Изменить размер шрифта - +
Сперва навязать свое общество, а потом начать списывать — Матье это не нравилось.

Он еще раз бросил взгляд на доску и, мысленно пройдя весь путь заново, двинулся еще дальше, гораздо дальше написанного, и остановился лишь на финальной ноте, про которую заранее знал, какова она будет.

А потом…

А потом вдруг прозвучала еще одна нота.

Она, казалось, пришла ниоткуда. Она не была простым продолжением предшествующей мелодии. Нота явилась из пространства, лежавшего по ту сторону того, что он еще пару мгновений назад принял за финал.

Нет. Невозможно. Нет! Я не хотел этого. Уходи, не хочу!

Кровь отхлынула от лица.

Уходи. Это неправда. Ты лжешь. Уходи. Не хочу. Невозможно.

Он попытался заглушить эту новую финальную ноту, уничтожить ее, изгнать из своей головы, но она упорно продолжала звучать, торжествующая и неподвластная.

Схваченная добыча шевельнулась — для того, чтобы в свою очередь схватить его.

— Я не хотел этого, — пробормотал он.

И ощутил на плече руку Чавеса.

— Молодец, старина. Сегодня ты явно в ударе.
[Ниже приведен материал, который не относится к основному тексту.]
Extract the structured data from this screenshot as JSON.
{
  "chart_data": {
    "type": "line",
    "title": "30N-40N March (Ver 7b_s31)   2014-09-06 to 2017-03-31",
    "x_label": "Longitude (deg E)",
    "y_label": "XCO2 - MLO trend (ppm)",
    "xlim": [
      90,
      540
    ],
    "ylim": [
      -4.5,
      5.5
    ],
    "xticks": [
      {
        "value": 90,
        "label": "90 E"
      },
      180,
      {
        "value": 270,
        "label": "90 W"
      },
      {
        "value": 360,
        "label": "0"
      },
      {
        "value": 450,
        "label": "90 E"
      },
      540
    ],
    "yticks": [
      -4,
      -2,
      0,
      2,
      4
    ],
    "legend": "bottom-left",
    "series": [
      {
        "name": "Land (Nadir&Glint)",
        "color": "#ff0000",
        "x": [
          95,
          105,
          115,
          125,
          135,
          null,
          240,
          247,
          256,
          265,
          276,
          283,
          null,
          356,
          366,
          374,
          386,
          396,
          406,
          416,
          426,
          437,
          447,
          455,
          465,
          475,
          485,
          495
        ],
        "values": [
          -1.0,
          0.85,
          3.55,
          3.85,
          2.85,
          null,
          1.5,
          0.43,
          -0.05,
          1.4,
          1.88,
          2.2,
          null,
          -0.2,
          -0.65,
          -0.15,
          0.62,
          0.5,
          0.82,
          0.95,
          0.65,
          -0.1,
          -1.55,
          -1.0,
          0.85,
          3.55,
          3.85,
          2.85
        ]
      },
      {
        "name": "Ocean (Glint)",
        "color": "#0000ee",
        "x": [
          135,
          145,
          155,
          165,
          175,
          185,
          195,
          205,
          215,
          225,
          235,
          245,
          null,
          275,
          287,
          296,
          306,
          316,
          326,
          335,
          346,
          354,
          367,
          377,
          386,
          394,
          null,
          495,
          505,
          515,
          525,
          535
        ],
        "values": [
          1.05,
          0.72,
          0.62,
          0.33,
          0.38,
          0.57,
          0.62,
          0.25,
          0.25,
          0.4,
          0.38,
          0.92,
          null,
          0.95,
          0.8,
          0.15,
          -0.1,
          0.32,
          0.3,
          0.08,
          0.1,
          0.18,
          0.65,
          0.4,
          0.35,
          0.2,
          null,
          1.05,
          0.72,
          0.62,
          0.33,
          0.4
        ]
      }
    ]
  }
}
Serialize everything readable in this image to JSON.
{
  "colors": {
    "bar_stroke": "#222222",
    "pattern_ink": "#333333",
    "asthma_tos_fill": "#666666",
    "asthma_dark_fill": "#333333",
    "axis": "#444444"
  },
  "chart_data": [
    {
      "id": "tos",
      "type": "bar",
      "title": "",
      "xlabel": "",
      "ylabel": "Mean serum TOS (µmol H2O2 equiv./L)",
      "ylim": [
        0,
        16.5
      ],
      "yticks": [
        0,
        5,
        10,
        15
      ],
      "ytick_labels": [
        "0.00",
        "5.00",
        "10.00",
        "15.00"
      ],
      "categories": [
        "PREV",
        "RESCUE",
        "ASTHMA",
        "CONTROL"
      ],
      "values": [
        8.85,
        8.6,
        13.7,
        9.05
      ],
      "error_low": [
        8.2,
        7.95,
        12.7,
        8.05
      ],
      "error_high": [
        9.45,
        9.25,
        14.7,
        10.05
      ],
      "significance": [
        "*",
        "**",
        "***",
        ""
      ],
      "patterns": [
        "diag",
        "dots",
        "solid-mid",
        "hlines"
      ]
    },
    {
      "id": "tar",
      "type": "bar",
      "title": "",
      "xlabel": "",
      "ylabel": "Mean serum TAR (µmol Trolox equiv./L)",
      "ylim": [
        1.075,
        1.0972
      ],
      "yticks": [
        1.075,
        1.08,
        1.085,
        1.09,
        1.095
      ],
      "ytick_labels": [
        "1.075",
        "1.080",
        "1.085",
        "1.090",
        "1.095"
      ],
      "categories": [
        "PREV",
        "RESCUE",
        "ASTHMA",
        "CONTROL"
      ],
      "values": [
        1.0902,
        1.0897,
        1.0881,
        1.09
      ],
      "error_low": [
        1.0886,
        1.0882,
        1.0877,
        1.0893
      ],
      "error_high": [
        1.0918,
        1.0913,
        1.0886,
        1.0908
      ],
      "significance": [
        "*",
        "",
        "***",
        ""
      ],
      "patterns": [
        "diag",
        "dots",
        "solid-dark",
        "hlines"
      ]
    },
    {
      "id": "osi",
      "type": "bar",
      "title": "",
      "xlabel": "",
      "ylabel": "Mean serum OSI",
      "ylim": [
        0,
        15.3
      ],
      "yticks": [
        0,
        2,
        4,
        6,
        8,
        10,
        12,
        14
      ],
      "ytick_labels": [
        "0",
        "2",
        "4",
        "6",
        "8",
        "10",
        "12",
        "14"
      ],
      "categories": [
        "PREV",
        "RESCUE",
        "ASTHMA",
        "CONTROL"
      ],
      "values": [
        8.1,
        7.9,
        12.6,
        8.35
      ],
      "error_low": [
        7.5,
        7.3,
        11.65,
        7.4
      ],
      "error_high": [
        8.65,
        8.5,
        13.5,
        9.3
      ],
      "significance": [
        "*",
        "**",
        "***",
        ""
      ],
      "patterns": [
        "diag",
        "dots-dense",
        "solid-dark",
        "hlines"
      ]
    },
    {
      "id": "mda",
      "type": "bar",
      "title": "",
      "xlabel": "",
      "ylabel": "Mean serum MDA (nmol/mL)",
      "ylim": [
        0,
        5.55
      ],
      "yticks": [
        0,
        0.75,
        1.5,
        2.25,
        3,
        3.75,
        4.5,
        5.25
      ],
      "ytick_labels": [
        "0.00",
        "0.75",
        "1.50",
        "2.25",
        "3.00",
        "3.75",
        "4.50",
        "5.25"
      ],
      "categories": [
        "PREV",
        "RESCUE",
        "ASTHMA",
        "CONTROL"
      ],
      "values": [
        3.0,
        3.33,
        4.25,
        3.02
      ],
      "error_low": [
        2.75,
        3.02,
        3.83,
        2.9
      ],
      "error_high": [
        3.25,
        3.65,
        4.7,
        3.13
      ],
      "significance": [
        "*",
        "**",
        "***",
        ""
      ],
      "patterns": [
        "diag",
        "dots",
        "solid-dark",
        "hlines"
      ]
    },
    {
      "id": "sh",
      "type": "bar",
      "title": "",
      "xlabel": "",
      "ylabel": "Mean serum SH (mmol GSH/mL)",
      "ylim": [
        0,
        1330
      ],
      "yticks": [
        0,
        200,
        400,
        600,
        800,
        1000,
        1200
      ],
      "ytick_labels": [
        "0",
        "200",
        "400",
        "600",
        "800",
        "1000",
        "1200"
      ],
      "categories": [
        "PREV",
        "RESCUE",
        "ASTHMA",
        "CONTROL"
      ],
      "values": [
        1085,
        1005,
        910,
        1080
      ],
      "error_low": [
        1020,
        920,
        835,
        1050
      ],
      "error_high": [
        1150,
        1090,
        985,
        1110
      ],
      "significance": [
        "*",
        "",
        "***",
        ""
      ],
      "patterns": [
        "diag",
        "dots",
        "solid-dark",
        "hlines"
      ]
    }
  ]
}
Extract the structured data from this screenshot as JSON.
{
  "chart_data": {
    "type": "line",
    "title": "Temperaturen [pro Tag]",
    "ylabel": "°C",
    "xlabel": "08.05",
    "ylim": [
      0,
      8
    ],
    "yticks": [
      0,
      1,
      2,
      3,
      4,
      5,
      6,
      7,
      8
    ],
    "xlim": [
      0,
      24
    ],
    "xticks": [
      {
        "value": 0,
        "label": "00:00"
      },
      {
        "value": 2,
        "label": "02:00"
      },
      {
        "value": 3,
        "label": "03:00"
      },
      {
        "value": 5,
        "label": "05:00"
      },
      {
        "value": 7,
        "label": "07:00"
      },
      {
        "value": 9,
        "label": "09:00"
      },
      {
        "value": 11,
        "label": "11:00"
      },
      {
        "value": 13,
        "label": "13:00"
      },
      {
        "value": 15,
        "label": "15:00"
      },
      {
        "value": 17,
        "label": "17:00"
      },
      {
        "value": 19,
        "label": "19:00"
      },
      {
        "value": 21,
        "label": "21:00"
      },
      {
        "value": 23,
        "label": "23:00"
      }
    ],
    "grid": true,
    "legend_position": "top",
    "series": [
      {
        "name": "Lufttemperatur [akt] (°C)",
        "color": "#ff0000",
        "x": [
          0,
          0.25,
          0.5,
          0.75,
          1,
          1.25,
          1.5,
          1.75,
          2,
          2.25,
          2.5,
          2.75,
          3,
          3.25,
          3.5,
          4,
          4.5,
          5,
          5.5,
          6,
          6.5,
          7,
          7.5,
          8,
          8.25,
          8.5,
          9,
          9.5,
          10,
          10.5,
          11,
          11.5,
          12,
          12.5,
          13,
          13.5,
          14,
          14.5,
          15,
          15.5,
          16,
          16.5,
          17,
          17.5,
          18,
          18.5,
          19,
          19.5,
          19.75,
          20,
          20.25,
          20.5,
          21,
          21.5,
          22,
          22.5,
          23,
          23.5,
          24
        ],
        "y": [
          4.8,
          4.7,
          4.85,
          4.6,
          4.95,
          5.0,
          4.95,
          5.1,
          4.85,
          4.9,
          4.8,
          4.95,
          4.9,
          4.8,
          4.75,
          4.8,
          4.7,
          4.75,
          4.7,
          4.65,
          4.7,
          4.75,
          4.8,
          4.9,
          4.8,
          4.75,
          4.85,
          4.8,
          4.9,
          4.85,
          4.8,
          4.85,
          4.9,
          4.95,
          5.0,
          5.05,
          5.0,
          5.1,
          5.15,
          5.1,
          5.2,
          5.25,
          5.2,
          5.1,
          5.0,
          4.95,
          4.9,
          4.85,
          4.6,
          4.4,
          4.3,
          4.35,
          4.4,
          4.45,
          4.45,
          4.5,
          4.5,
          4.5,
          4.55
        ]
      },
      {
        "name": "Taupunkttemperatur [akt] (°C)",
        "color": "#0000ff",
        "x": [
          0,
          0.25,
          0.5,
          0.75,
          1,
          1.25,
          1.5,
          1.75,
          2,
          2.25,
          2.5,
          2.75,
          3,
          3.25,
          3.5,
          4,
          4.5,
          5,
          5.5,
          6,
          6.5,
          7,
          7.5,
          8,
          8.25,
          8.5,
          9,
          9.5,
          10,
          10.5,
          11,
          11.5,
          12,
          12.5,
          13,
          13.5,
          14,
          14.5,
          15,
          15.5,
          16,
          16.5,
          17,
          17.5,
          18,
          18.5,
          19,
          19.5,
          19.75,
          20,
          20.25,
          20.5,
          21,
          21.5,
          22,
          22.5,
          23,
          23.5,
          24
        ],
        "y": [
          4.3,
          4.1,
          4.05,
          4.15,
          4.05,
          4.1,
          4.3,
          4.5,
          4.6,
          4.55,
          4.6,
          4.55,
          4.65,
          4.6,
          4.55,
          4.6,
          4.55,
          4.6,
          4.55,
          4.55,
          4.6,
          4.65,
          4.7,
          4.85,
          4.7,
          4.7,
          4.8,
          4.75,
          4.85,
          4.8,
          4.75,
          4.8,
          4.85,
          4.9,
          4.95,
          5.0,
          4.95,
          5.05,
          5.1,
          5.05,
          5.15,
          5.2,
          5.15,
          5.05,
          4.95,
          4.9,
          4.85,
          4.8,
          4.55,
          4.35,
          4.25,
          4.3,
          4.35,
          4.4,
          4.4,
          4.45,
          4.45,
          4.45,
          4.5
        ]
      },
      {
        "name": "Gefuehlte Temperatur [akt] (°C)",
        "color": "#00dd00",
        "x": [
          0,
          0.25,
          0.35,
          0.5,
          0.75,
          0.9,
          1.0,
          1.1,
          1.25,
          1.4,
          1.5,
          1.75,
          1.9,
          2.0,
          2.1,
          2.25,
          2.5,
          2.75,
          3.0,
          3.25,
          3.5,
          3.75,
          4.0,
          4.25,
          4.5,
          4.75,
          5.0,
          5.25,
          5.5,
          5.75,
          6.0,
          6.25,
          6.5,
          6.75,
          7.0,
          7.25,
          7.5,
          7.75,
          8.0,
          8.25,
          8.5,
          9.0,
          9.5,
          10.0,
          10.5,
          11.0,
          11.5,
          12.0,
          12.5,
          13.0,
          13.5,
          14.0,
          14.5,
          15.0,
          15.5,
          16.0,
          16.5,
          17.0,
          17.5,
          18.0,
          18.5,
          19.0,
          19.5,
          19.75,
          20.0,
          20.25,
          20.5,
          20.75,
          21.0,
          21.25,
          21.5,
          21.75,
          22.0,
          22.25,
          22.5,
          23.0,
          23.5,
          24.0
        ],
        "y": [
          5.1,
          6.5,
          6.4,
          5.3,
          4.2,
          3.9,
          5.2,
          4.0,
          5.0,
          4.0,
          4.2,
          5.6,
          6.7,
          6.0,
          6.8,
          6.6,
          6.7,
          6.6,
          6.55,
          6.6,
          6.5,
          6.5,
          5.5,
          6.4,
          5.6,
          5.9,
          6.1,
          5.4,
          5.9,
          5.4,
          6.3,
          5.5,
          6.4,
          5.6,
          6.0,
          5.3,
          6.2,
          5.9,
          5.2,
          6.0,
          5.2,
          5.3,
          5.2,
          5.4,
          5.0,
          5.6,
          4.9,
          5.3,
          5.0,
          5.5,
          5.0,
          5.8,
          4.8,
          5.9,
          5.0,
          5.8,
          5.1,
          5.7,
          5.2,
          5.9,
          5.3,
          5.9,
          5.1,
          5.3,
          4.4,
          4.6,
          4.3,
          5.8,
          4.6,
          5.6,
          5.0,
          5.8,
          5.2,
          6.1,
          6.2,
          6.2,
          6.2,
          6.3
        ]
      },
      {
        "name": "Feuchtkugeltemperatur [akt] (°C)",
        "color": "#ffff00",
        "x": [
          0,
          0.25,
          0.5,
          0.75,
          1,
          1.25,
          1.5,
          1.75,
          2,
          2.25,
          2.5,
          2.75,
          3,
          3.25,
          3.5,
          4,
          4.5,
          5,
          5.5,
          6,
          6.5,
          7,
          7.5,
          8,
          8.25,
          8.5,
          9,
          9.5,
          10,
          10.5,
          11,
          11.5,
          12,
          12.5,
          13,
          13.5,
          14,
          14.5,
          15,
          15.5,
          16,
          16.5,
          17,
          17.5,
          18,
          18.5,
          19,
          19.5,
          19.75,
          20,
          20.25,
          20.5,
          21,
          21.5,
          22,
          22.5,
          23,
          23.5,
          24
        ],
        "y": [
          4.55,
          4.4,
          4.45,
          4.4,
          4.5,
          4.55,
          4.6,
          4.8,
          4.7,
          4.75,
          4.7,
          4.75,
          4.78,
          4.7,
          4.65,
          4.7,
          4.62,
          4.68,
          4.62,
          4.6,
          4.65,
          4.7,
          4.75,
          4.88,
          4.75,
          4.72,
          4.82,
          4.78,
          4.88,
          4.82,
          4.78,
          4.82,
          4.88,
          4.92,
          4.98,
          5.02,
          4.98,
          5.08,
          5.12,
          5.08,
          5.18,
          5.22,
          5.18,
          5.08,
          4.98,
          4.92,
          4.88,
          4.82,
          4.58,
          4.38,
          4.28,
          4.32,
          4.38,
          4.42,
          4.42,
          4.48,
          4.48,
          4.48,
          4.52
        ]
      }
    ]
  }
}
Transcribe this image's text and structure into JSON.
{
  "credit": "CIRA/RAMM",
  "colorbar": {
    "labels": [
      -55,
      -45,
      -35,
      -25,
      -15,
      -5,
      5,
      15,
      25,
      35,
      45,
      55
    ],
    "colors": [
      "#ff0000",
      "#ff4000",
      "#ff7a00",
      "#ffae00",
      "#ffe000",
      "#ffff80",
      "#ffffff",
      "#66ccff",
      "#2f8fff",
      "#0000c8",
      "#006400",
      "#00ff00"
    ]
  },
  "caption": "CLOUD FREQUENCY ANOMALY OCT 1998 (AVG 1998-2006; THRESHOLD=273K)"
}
То, что ты делаешь, просто потрясающе. Восхитительно. Я бы даже назвал это гениальным… В кои-то веки я не боюсь тебе сказать: гениально…

— Боже мой, — произнес Матье, — боже мой. Теперь это возможно… И даже…

— Что стряслось, старина?

Матье взглянул на него. Нет. Не он. Не нужно, чтобы он знал. Никто. Никогда. Оно, конечно, существует у него в голове, но он его обязательно прогонит, а если потребуется, привяжет к шее камень и — в воду своей повинной головой.

— Ну же, Марк, что с тобой?

— Ничего…

Его вырвало. Затем он потерял сознание.

Когда он пришел в себя, на мгновенье у него возникла надежда. Ему показалось, что он забыл. Затем все вернулось с почти насмешливой и какой-то мстительной ясностью, и он опять лишился чувств.

 

XVII

 

Сначала был Мадрид и музей Прадо, затем Байройт и Зальцбург, Венеция, Рим и снова Венеция. Прежде всего музыка, потом Сполето и непререкаемая красота Флоренции. Смотри-ка, дружище: то, что ты сотворил, тот дух, что движет тобой, не полностью преступен. Матье требовалось неопровержимое алиби.

После той ночи у доски, когда почти невозможное вдруг оказалось возможным и потрясло его своей чудовищностью, всю силу воли он сосредоточил на одной-единственной цели: забыть. Он отказывался отступить перед проклятьем, что всегда висело над наукой: искушение возможным. Но этот бунт подрывал саму основу его личности.

Не люби он так сильно секс, он бы давно уже пустил себе пулю в лоб. Но отказаться от жизни — это одно, а отказаться от сексуальной жизни — совсем другое.

Иногда он спрашивал себя, разглядел ли тогда Чавес возможность, которой не было на доске. Ту, что находилась дальше, гораздо дальше последнего хода, последней ноты его вдохновенной математической симфонии. Маловероятно. Чавес не был творцом. Он был пользователем. Эксплуататором, технологом, практиком. Он отрицал чистую науку во имя принципа, гласившего: «То, что может быть осуществлено, должно быть осуществлено». Он не уставал повторять, что ему не нужна наука, которая «не несет яиц; наука — это дойная корова».

Он надеялся, что Чавес вряд ли что-нибудь понял или хотя бы даже почувствовал. Ведь мысль его совершила скачок, намного превосходивший все, что Чавес мог прочесть на доске.

Они остановились в гостинице «Даниели», рядом с лагуной. Среди туристов они быстро опознали несколько знакомых лиц, все тех же лиц. Секретные службы всех ядерных держав, очевидно, здорово переволновались за последние три месяца, после того, как Матье покинул Францию. Человек, не отвечающий за свои действия, — любой врач поставил бы ему такой диагноз.